Boetsie has asked for the wisdom of the Perl Monks concerning the following question:

Hi monks, i have alot of DNA strings with only characters of A, C, G or T. This string is now 32 bits, while I only need two bits for all the characters; A = 00 C = 01 G = 10 T = 11 How can i convert, for example, 'AGTCACA' to a more compact string with less bits? Basically, I want to store this string to a hash and be able to compare them, and see if substrings are availabe. If so, it needs to be printed. Cheers, Marten

Replies are listed 'Best First'.
Re: string to more compact format
by moritz (Cardinal) on May 17, 2010 at 08:19 UTC
    How can i convert, for example, 'AGTCACA' to a more compact string with less bits?

    Build a hash of all 256 4-tuples of (A, G, T, C), mapping each tuple to one byte. And then iterate over the string, four characters at a time, and use the hash for lookup.

    Basically, I want to store these string to a hash and be able to compare them, and see if substrings are availabe.

    The compression that you described makes that much harder, unless all substrings are then aligned to byte boundaries (ie blocks of four in the original string).

    Perl 6 - links to (nearly) everything that is Perl 6.
      Could you explain what you are trying to achieve ? For example do you need to be able to match parts of the DNA sequence ? can these partial sequences be offset (eg a sequence 53 bytes into 1 string matching another 27 bytes into another) ?
Re: string to more compact format
by JavaFan (Canon) on May 17, 2010 at 09:30 UTC
    You could make a pass over the string, and use vec() to write two bits for every character encountered. This should give you an instant 75% savings.

    There may be better compression possible. But that will depend on how much repetition there is of substring. Assuming the string isn't some trivial length, you could try to see how much bzip2 or gzip (or your favourite compression program) compresses the string (I would do this after doing the 75% savings trick from above).

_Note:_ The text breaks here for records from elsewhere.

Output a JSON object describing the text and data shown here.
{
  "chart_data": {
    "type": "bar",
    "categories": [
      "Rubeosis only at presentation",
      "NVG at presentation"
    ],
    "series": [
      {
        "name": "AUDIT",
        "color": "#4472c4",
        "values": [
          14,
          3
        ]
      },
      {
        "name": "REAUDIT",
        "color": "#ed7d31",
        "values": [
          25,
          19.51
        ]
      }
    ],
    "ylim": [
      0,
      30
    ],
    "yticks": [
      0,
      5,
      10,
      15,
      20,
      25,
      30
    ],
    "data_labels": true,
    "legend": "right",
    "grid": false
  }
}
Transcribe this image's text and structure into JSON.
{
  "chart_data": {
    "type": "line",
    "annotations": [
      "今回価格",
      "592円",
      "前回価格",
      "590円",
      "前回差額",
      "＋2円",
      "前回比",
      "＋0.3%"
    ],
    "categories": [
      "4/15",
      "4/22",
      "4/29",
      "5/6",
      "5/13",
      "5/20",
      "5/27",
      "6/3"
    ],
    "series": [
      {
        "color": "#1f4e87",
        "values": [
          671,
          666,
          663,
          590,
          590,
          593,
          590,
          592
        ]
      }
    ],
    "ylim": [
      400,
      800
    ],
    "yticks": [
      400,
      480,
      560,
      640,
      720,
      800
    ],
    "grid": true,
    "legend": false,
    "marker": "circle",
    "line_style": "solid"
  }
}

      Thanks all for the replies. What i want to do is put all compact strings in a hash, so it uses less memory than the 'normal' strings. I have like 2 million of around 50 character strings. I thus want to store these, and convert them to a compact string format. Once all read, i want to loop through each hash key and convert it back to original string format to do comparisons with another string. In short; -make string compact and put in hash -get key of hash, and convert it to original string. To JavaFan. With vec(), do you mean something like the code below?; my $input_string = "ACGTCAGA"; $input_string =~ tr ACGT 0-3; my $packed_string=""; my $packing_index=0; foreach (split //, $input_string){ vec( $packed_string, $packing_index++, 2 ) = $_; } do you know how i can then convert the $packed_string back to normal readable textstring? So back to original "ACGTCAGA".

        Packing the keys will make barely any difference to the storage requirements of your hash as shown below. In the first case, a hash containing 2e6 x 50-byte keys takes 70MB. In the second case, 2e6 x 12-byte keys 67MB:

        $hash{ sprintf "%050d", $_ } = 1 for 0 .. 2e6;; print total_size \%hash;; 70183684 $hash{ sprintf "%012d", $_ } = 1 for 0 .. 2e6;; print total_size \%hash;; 67660852

        If all you want to do is store the strings so you can iterate over them, storing the uncompressed strings in an array will save far more space (30MB versus 67/70MB):

        $a[ $_ ] = sprintf "%050d", $_ for 0 .. 2e6;; print total_size \@a;; 30408448

        You also save the cost of compressing and decompressing.

        There are also other ways of storing and iterating your 2e6 strings that take even less memory but are just as easy and efficient to iterate.


        Examine what is said, not who speaks -- Silence betokens consent -- Love the truth but pardon error.
        "Science is about questioning the status quo. Questioning authority".
        In the absence of evidence, opinion is indistinguishable from prejudice.
        To convert back, just read the packed_string 2 bits at a time, and translate them back. (0 -> "A", 1 -> "C", 2 -> "G", 3 -> "T").
Re: string to more compact format
by Utilitarian (Vicar) on May 17, 2010 at 09:57 UTC
    Wouldn't your method mean that the substring would only be found from the first 4-char border the match crossed?

    print "Good ",qw(night morning afternoon evening)[(localtime)[2]/6]," fellow monks."